POAR: Towards Open Vocabulary Pedestrian Attribute Recognition

Pedestrian attribute recognition (PAR) aims to predict the attributes of a target pedestrian in a surveillance system. Existing methods address the PAR problem by training a multi-label classifier with predefined attribute classes. However, it is impossible to exhaust all pedestrian attributes in the real world. To tackle this problem, we develop a novel pedestrian open-attribute recognition (POAR) framework. Our key idea is to formulate the POAR problem as an image-text search problem. We design a Transformer-based image encoder with a masking strategy. A set of attribute tokens are introduced to focus on specific pedestrian parts (e.g., head, upper body, lower body, feet, etc.) and encode corresponding attributes into visual embeddings. Each attribute category is described as a natural language sentence and encoded by the text encoder.
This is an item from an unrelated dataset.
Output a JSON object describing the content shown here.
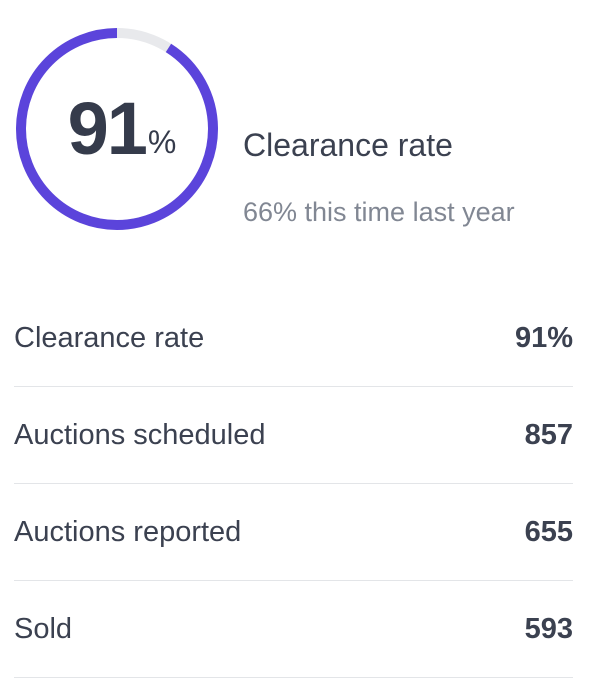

Then, we compute the similarity between the visual and text embeddings of attributes to find the best attribute descriptions for the input images. Different from existing methods that learn a specific classifier for each attribute category, we model the pedestrian at a part-level and explore the searching method to handle the unseen attributes. Finally, a many-to-many contrastive (MTMC) loss with masked tokens is proposed to train the network since a pedestrian image can comprise multiple attributes. Extensive experiments have been conducted on benchmark PAR datasets with an open-attribute setting. The results verified the effectiveness of the proposed POAR method, which can form a strong baseline for the POAR task. Our code is available at \url{https://github.com/IvyYZ/POAR}.

翻译：行人属性识别（PAR）旨在预测监控系统中目标行人的属性。现有方法通过预定义属性类别训练多标签分类器来解决PAR问题，但在现实世界中，不可能穷举所有行人属性。为解决这一问题，我们提出一种新颖的行人开放属性识别（POAR）框架。核心思路是将POAR问题转化为图像-文本搜索问题。我们设计了一种基于Transformer的图像编码器，并采用掩码策略。一组属性令牌被引入以聚焦特定行人部位（如头部、上身、下身、脚部等），并将对应属性编码为视觉嵌入。每个属性类别被描述为自然语言句子，并由文本编码器编码。随后，我们计算属性视觉嵌入与文本嵌入之间的相似度，为输入图像找到最佳属性描述。不同于现有方法为每个属性类别学习特定分类器，我们对行人进行部位级建模，并探索搜索方法来处理未见属性。最后，针对行人图像可能包含多个属性的情况，我们提出带掩码令牌的多对多对比（MTMC）损失函数来训练网络。在开放属性设置下的基准PAR数据集上进行了大量实验，结果验证了所提POAR方法的有效性，该工作可为POAR任务建立强基线。我们的代码开源在\url{https://github.com/IvyYZ/POAR}。